The album is filled with stunning moments, on “What’s New,” “Spring is Here” (Rodgers & Hart’s lament that a change in the weather does not cause a change in romantic circumstances), a powerful, sweeping “Ebb Tide,” a song whose lyric is not particularly unhappy, but which sounds in this incarnation like James Mason is taking a final walk into the ocean in the ’54 A Star Is Born. But aside from the two halves of my theoretical 45, the highlight of Only the Lonely is Cahn & Styne’s “Guess I’ll Hang My Tears Out to Dry.” Sinatra had recorded that one in the late ’40s for Columbia, but not with this much gravity; he is coming apart (“Since love has gone, can’t pull myself together”), declines any invitations to socialize. He can’t forget her.

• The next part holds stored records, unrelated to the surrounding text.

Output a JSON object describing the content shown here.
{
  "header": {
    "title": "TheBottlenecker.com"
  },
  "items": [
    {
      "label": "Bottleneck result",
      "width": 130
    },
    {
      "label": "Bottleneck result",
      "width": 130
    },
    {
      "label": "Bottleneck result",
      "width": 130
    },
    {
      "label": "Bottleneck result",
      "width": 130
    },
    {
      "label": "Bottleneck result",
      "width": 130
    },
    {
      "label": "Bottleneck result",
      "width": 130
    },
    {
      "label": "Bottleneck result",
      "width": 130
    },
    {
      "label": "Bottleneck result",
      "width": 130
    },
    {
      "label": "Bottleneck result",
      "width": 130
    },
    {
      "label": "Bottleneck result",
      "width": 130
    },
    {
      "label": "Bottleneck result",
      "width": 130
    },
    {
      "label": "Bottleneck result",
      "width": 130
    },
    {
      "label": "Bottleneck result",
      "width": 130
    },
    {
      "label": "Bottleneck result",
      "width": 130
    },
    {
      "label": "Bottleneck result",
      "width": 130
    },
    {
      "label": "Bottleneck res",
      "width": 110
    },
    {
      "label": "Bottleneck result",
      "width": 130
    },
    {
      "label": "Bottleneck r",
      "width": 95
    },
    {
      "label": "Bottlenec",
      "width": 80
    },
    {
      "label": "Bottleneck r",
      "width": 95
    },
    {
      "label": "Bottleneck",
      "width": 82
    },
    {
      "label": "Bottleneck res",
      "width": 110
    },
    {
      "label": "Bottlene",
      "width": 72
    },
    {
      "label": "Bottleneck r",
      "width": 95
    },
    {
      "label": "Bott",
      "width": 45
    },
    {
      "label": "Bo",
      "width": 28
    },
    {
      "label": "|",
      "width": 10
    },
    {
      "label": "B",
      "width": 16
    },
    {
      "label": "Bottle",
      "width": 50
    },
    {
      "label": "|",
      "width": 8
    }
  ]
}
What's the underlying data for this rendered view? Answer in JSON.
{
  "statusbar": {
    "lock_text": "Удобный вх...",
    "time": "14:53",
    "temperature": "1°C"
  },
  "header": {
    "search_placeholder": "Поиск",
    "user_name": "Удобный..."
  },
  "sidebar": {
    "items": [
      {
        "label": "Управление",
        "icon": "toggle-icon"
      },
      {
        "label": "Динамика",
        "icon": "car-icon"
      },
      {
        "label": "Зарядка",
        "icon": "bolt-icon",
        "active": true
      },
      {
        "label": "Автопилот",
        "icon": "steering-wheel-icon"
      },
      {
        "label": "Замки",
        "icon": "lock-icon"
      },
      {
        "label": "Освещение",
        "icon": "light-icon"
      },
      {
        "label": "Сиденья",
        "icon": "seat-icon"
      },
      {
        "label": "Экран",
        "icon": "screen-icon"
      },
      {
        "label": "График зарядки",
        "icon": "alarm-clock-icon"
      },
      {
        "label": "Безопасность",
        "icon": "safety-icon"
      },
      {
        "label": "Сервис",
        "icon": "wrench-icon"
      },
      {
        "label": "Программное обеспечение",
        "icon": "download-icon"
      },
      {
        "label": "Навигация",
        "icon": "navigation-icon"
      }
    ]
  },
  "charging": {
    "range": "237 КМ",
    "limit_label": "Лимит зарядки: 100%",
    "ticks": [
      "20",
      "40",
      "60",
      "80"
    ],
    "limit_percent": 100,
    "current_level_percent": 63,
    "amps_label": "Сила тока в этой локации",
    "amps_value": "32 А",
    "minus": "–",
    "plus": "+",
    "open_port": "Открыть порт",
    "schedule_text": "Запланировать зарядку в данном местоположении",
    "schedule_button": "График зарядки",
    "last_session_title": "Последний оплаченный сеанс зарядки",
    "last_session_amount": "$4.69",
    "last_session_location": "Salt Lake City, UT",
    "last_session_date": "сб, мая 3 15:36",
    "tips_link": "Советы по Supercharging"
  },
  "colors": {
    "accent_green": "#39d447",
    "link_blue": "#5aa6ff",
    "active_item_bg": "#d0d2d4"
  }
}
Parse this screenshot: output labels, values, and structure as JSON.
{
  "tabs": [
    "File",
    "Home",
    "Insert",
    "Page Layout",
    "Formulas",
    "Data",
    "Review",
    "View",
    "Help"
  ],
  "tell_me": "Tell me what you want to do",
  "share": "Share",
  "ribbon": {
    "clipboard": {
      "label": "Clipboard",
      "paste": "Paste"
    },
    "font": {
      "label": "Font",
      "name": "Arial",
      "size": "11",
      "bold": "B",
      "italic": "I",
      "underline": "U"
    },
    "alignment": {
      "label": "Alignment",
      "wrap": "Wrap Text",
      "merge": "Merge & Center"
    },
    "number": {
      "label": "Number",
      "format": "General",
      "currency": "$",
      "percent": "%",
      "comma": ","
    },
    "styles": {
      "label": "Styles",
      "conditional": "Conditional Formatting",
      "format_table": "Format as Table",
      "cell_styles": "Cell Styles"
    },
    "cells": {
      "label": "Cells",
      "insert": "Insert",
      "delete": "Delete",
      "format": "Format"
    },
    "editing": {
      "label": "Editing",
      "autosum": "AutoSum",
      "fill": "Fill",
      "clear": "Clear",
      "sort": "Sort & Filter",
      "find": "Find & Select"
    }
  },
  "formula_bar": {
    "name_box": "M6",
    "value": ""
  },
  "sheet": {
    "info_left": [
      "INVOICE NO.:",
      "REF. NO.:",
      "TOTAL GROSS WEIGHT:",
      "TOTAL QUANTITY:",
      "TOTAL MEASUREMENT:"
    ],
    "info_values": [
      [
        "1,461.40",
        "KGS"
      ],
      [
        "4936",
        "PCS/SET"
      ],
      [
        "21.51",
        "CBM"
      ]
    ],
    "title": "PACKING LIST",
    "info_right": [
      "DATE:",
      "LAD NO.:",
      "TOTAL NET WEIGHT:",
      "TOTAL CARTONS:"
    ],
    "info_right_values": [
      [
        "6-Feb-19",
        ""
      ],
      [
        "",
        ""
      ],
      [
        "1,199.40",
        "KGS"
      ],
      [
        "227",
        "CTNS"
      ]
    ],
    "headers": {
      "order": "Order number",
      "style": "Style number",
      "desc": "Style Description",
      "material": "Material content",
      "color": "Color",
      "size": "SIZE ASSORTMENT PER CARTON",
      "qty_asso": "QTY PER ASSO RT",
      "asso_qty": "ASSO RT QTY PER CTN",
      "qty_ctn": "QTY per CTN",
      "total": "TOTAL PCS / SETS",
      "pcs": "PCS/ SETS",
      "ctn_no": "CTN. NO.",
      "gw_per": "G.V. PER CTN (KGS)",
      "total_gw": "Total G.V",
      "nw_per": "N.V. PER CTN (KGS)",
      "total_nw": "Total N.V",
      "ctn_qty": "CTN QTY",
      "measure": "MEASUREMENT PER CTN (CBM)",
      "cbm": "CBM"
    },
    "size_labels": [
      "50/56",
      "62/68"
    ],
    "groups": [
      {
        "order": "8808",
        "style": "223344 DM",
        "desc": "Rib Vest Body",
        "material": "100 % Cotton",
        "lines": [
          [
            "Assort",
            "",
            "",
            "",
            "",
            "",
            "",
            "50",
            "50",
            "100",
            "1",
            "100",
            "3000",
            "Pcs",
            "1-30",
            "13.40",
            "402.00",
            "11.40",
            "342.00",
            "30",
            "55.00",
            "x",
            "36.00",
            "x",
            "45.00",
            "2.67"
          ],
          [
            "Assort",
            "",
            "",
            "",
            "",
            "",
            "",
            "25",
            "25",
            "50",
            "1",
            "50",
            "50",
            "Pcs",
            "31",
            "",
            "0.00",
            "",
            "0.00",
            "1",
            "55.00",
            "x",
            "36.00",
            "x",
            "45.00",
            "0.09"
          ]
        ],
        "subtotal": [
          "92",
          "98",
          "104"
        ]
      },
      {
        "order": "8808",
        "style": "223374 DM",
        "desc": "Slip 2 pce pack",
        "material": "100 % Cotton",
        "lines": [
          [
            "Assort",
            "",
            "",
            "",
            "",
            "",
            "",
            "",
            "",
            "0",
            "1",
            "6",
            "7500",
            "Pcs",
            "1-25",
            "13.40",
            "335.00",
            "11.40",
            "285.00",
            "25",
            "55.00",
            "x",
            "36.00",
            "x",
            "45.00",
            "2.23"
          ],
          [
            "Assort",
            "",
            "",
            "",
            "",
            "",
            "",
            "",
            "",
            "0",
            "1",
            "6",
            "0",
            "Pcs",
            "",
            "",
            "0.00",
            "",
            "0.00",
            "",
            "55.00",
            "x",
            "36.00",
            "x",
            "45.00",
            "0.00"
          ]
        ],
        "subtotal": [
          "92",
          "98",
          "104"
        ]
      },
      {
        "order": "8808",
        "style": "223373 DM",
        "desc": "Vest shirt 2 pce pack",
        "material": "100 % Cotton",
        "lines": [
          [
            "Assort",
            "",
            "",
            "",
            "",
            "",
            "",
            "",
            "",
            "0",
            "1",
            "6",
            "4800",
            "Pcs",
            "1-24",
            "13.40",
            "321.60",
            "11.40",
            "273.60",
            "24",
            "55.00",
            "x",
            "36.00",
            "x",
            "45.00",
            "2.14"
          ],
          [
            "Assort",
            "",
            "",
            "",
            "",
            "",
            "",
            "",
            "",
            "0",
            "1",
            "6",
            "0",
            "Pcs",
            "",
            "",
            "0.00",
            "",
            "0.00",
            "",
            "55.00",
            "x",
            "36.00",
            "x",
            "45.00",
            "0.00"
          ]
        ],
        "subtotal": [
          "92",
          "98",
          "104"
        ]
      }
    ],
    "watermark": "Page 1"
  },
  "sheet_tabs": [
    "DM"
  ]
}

In the liner notes for Only the Lonely, on the original vinyl edition, Cahn and Van Heusen write about composing the title song for him, and say “A Sinatra singing a hymn of loneliness could very well be the real Sinatra.” That might be true. Late in his career, toward the end, Sinatra was largely going through the motions. His voice was creaking, he was forgetful. His sets were filled with crowd-rousing hits (“My Way,” “Theme from New York, New York,” “My Kind of Town”). But at most concerts in 1994 (including a run in April at Radio City Music Hall), there would be a pause, and he’d introduce a “saloon song,” and it was either “Guess I’ll Hang My Tears Out to Dry,” “One for My Baby,” or “Angel Eyes.” “Have fun, you happy people, the drink and the laugh’s on me.” Nearly every night, in a moment that seemed like it was just for him, time would slow down, and he’d return to that place where only the lonely go.